Transformation Techniques:

As a very explicit example, moving from mercenary-style, product roadmap-driven, output-focused teams, to truly empowered, accountable product teams that are measured by business results represents a major cultural shift and a substantial handoff of power and control from management to the individuals on the teams.

  1. Discovery Sprint technique:
  • A discovery sprint is a one-week time box of product discovery work, designed to tackle a substantial problem or risk your product team is facing.
  • A discovery sprint is definitely useful for more than just transformation. It could just as easily be considered a discovery planning technique or a discovery prototyping technique. But I find it’s most helpful in bringing all these things together, so I choose to include it here.
  • Some people use the term design sprint rather than discovery sprint, but as the purpose of the work — when done well — goes significantly beyond design.

2. Pilot Team technique:

Some people in your organization love change, some want to see someone else use it successfully first, some need more time to digest changes, and a few hate change and will only change if they’re forced to do it.

  • Pilot teams allow the rollout of change to a limited part of the organization before implementing it more broadly.

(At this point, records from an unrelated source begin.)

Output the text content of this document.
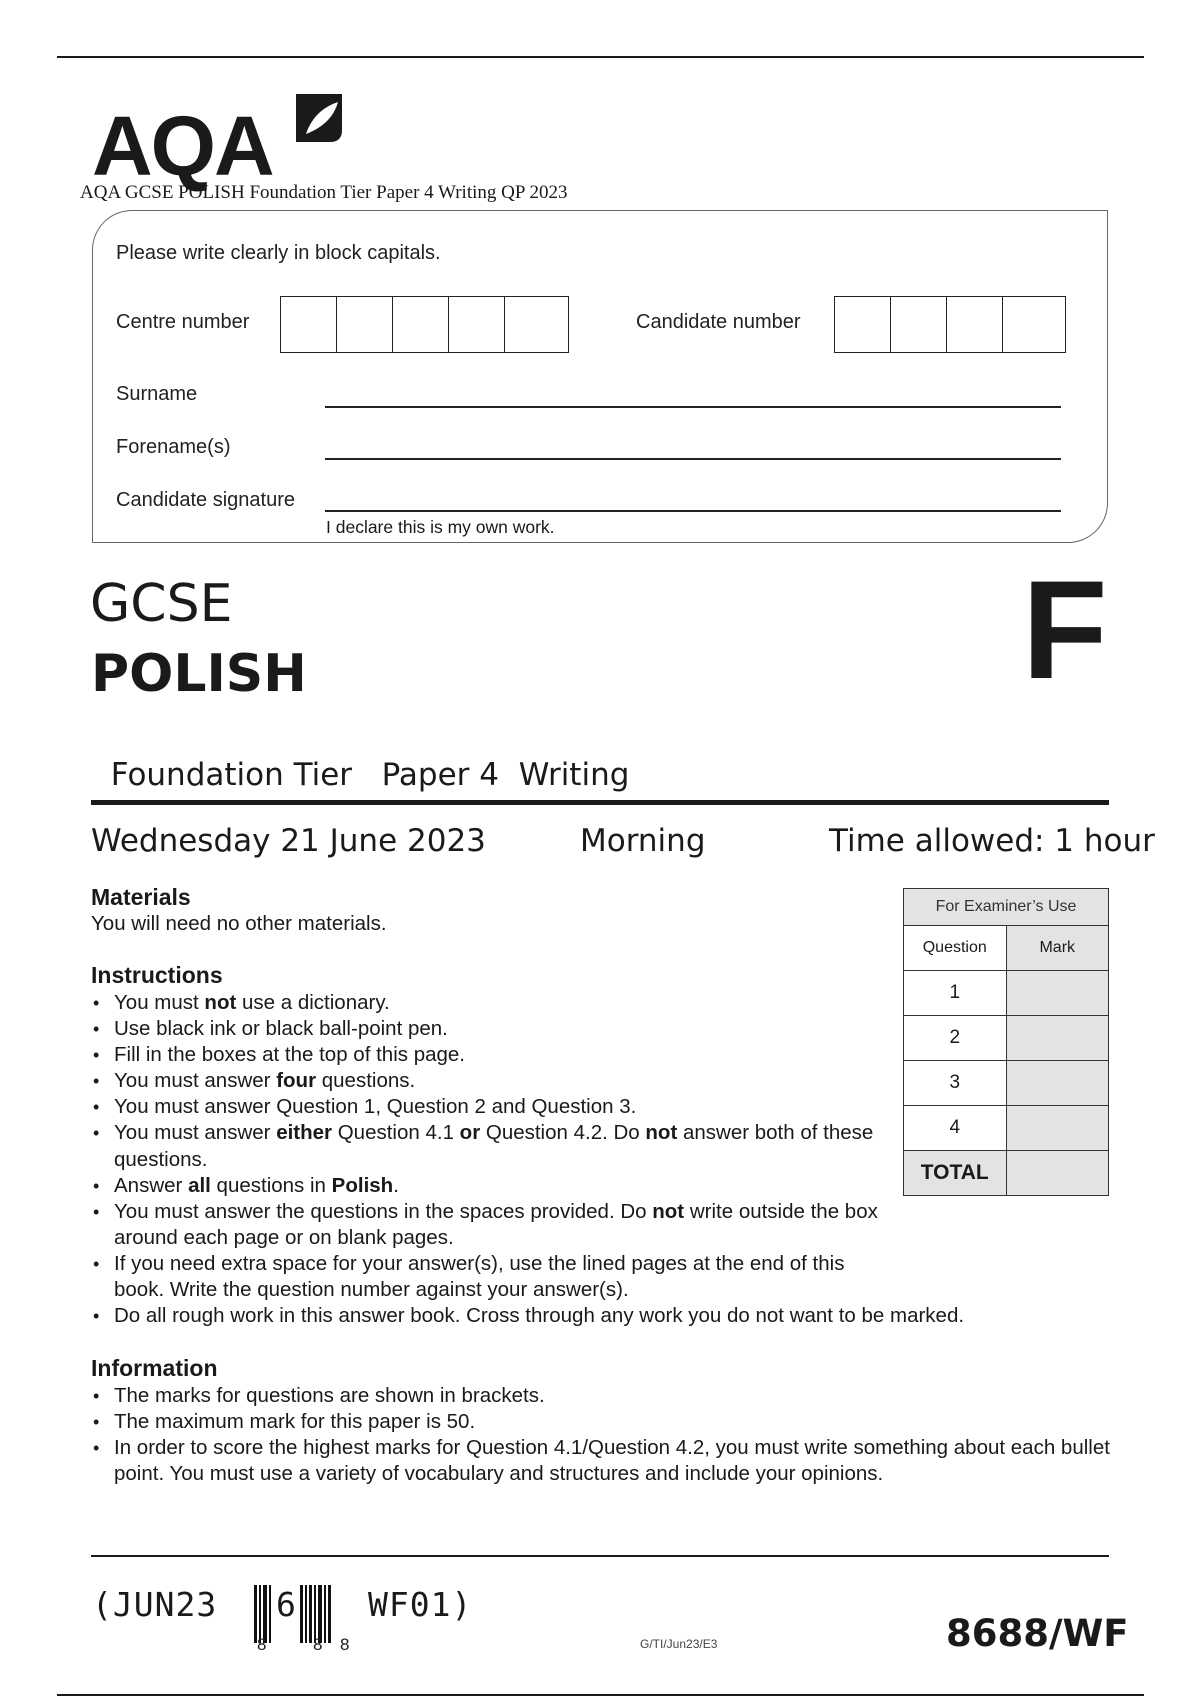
AQA
AQA GCSE POLISH Foundation Tier Paper 4 Writing QP 2023
Please write clearly in block capitals.
Centre number	Candidate number
Surname
Forename(s)
Candidate signature
I declare this is my own work.
GCSE
POLISH	F

Foundation Tier Paper 4 Writing

Wednesday 21 June 2023	Morning	Time allowed: 1 hour
Materials
You will need no other materials.
Instructions
• You must not use a dictionary.
• Use black ink or black ball-point pen.
• Fill in the boxes at the top of this page.
• You must answer four questions.
• You must answer Question 1, Question 2 and Question 3.
• You must answer either Question 4.1 or Question 4.2. Do not answer both of these questions.
• Answer all questions in Polish.
• You must answer the questions in the spaces provided. Do not write outside the box around each page or on blank pages.
• If you need extra space for your answer(s), use the lined pages at the end of this book. Write the question number against your answer(s).
• Do all rough work in this answer book. Cross through any work you do not want to be marked.
Information
• The marks for questions are shown in brackets.
• The maximum mark for this paper is 50.
• In order to score the highest marks for Question 4.1/Question 4.2, you must write something about each bullet point. You must use a variety of vocabulary and structures and include your opinions.
For Examiner’s Use	
Question	Mark
1	
2	
3	
4	
TOTAL	
(JUN23 6 WF01)
8	8 8	G/TI/Jun23/E3	8688/WF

The idea is that you look for a product team to volunteer to try out some new techniques.
  • You let them run for a while (usually a quarter or two) with this new way of working and see how this goes.

3. Weaning an Organization off Roadmaps:

  • The goal is that over time, the organization moves its focus from specific features launching on specific dates to business results.
  • For this to work, it’s important to acknowledge the two big reasons why stakeholders especially are so attracted to roadmaps:
  • They want some visibility into what you are working on and assurance that you are working on the most important items.
  • They want to be able to plan the business and need to know when critical things will happen.

Process @ Scale

Managing Stakeholders:

Who is a Stakeholder?
This group of people typically includes:

  1. The executive team (CEO and leaders of marketing, sales, and technology
  2. Business partners (to make sure the product and the business are aligned)
  3. Finance (to make sure the product fits within the financial parameters and model of the company)
  4. Legal (to make sure that what you propose is defensible)
  5. Compliance (to make sure what you propose complies with any relevant standards or policies)
  6. Business development (to make sure what you propose does not violate any existing contracts or relationships)

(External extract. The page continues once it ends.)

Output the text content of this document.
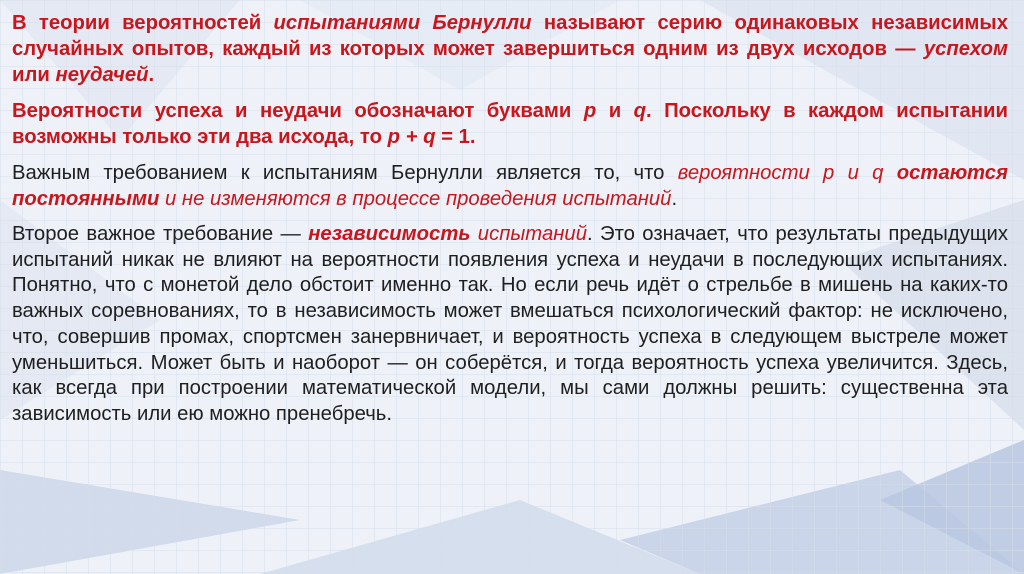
В теории вероятностей испытаниями Бернулли называют серию одинаковых независимых случайных опытов, каждый из которых может завершиться одним из двух исходов — успехом или неудачей.

Вероятности успеха и неудачи обозначают буквами p и q. Поскольку в каждом испытании возможны только эти два исхода, то p + q = 1.

Важным требованием к испытаниям Бернулли является то, что вероятности p и q остаются постоянными и не изменяются в процессе проведения испытаний.

Второе важное требование — независимость испытаний. Это означает, что результаты предыдущих испытаний никак не влияют на вероятности появления успеха и неудачи в последующих испытаниях. Понятно, что с монетой дело обстоит именно так. Но если речь идёт о стрельбе в мишень на каких-то важных соревнованиях, то в независимость может вмешаться психологический фактор: не исключено, что, совершив промах, спортсмен занервничает, и вероятность успеха в следующем выстреле может уменьшиться. Может быть и наоборот — он соберётся, и тогда вероятность успеха увеличится. Здесь, как всегда при построении математической модели, мы сами должны решить: существенна эта зависимость или ею можно пренебречь.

In terms of the stakeholders, the product manager has the responsibility to understand the considerations and constraints of the various stakeholders, and to bring this knowledge into the product team.

Communicating Product learnings:

The update is meant to address several purposes, some tactical and some cultural:

  1. The big learnings are important to share broadly, especially when things don’t go as hoped. As a side benefit, sometimes someone in the audience has an insight about what might explain the results.
  2. This is a useful and easy way for the various product teams to keep apprised of what other teams are learning, as well as ensuring that useful learnings make it to the leaders.
  3. This technique encourages the product teams to keep their focus on big learnings and not on minor experimentation that doesn’t have a real customer or business impact one way or the other.
  4. Culturally, the organization must understand that discovery and innovation are about continuously running these rapid experiments and learning from the results.
  5. It is also important culturally that the product organization be transparent and generous in what they learn and how they work. It helps the broader organization to understand that the product organization is not there “to serve the business” but, rather, to solve problems for our customers in ways that work for our business.

Disclaimer: At many places, I’ve used the exact phrases from the book to capture the 100% nuances of the information.